According to the second aspect of the invention, the bottom of the cylindrical explosion chamber is inclined, and the explosion chamber rotates around the central axis of the cylindrical shape. The inflator injected into the explosion chamber can be collected at one location in the explosion chamber, and can be efficiently heated.

According to the third aspect of the present invention, since the burner is provided below the explosion chamber and heats the inflator from below the explosion chamber, the inflator in the explosion chamber can be directly heated by the flame of the burner. it can.

[Brief description of the drawings]

FIG. 1 is a side view sectional view of an inflator processing apparatus according to an embodiment of the present invention.

FIG. 2 is a plan view of the inflator processing apparatus according to the embodiment of the present invention.

FIG. 3 is a sectional view taken along line AA of the inflator processing apparatus (FIG. 1) according to the embodiment of the present invention;

FIG. 4 is a front view of the inflator processing apparatus according to the embodiment of the present invention;

[Explanation of symbols]

2 ... inflator processing apparatus, 10 ... inflator processing furnace main body, 12 ... rotating casing, 16 ... explosion chamber, 17 ... inflator charging furnace, 18 ... opening and closing door, 32 ... burner, 36
... a heating burner, 40 ... a silencing elbow, 42 ... a secondary heating burner, 50 ... an inflator.

Claims (3)

[Claims] 1. An inflator processing apparatus for processing an inflator by heating the inflator charged into the inflator processing furnace with a burner, wherein the inflator is charged into the inflator processing furnace.

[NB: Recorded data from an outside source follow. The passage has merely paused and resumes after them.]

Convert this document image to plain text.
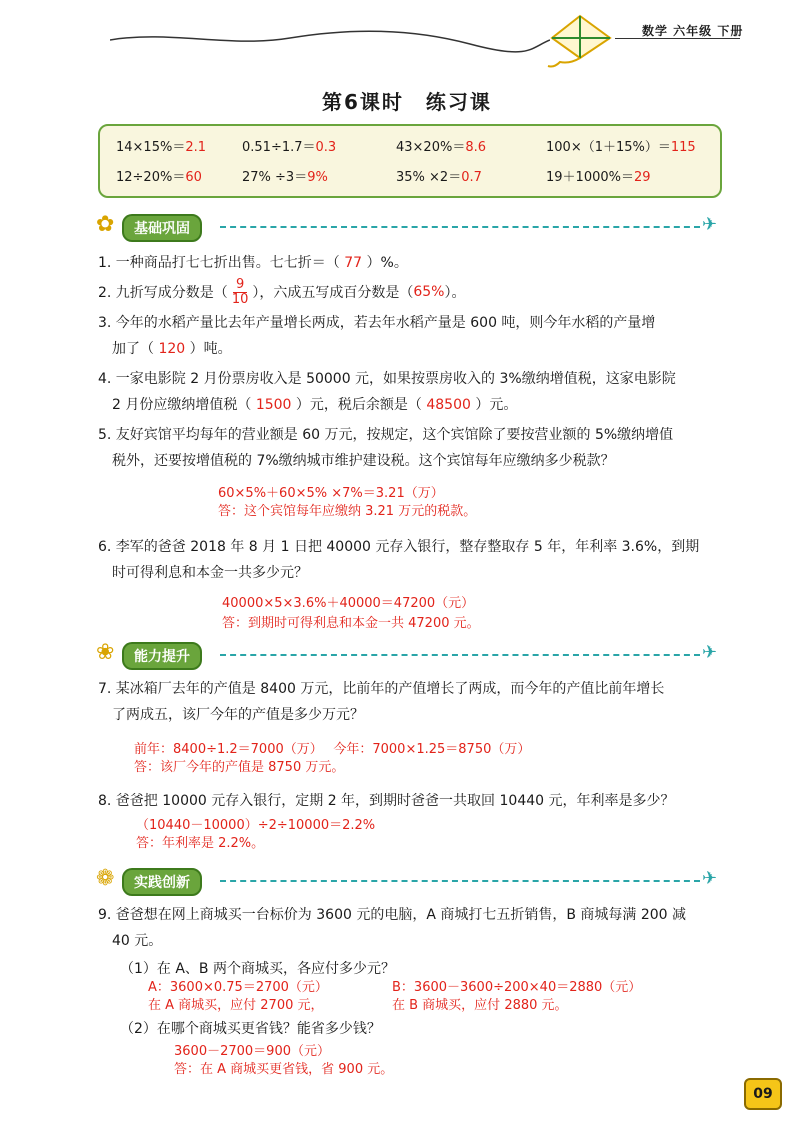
数学 六年级 下册
第6课时　练习课
14×15%＝2.1	0.51÷1.7＝0.3	43×20%＝8.6	100×（1＋15%）＝115
12÷20%＝60	27% ÷3＝9%	35% ×2＝0.7	19＋1000%＝29
✿	基础巩固	✈
1. 一种商品打七七折出售。七七折＝（ 77 ）%。
2. 九折写成分数是（ $\frac{9}{10}$ ），六成五写成百分数是（ 65% ）。
3. 今年的水稻产量比去年产量增长两成，若去年水稻产量是 600 吨，则今年水稻的产量增
加了（ 120 ）吨。
4. 一家电影院 2 月份票房收入是 50000 元，如果按票房收入的 3%缴纳增值税，这家电影院
2 月份应缴纳增值税（ 1500 ）元，税后余额是（ 48500 ）元。
5. 友好宾馆平均每年的营业额是 60 万元，按规定，这个宾馆除了要按营业额的 5%缴纳增值
税外，还要按增值税的 7%缴纳城市维护建设税。这个宾馆每年应缴纳多少税款？
60×5%＋60×5% ×7%＝3.21（万）
答：这个宾馆每年应缴纳 3.21 万元的税款。
6. 李军的爸爸 2018 年 8 月 1 日把 40000 元存入银行，整存整取存 5 年，年利率 3.6%，到期
时可得利息和本金一共多少元？
40000×5×3.6%＋40000＝47200（元）
答：到期时可得利息和本金一共 47200 元。
❀	能力提升	✈
7. 某冰箱厂去年的产值是 8400 万元，比前年的产值增长了两成，而今年的产值比前年增长
了两成五，该厂今年的产值是多少万元？
前年：8400÷1.2＝7000（万）　 今年：7000×1.25＝8750（万）
答：该厂今年的产值是 8750 万元。
8. 爸爸把 10000 元存入银行，定期 2 年，到期时爸爸一共取回 10440 元，年利率是多少？
（10440－10000）÷2÷10000＝2.2%
答：年利率是 2.2%。
❁	实践创新	✈
9. 爸爸想在网上商城买一台标价为 3600 元的电脑，A 商城打七五折销售，B 商城每满 200 减
40 元。
（1）在 A、B 两个商城买，各应付多少元？
A：3600×0.75＝2700（元）	B：3600－3600÷200×40＝2880（元）
在 A 商城买，应付 2700 元，	在 B 商城买，应付 2880 元。
（2）在哪个商城买更省钱？能省多少钱？
3600－2700＝900（元）
答：在 A 商城买更省钱，省 900 元。
09
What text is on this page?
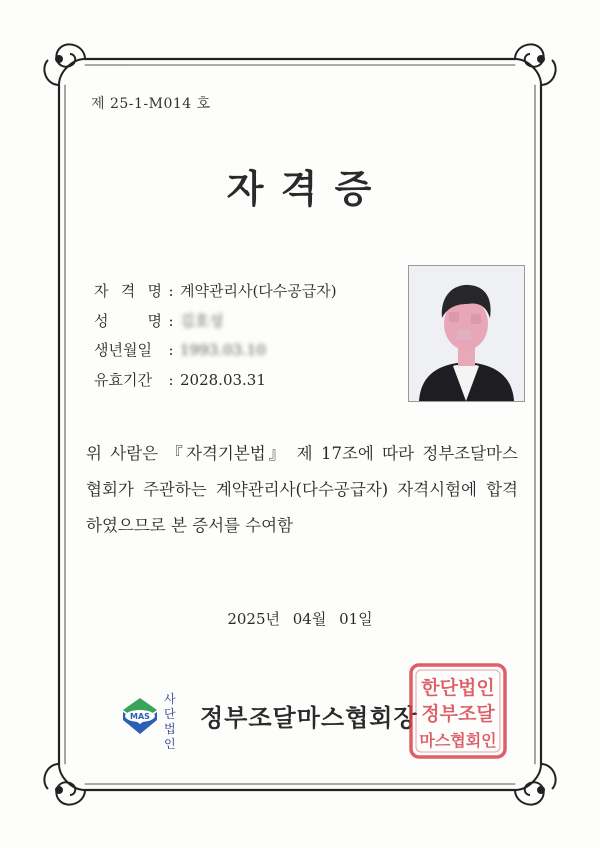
제 25-1-M014 호
자 격 증
자 격 명 : 계약관리사(다수공급자)
성 명 : 김호성
생년월일 : 1993.03.10
유효기간 : 2028.03.31
위 사람은 『자격기본법』 제 17조에 따라 정부조달마스
협회가 주관하는 계약관리사(다수공급자) 자격시험에 합격
하였으므로 본 증서를 수여함
2025년 04월 01일
MAS
사단
법인
정부조달마스협회장
한단법인
정부조달
마스협회인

An inflator processing device comprising a basket-shaped explosion chamber for holding a blast. 2. The inflator processing apparatus according to claim 1, wherein the explosion chamber has a cylindrical shape with a bottom portion inclined, and rotates around a central axis of the cylindrical shape. 3. The inflator processing apparatus according to claim 1, wherein the burner is provided below the explosion chamber, and heats the inflator from below the explosion chamber.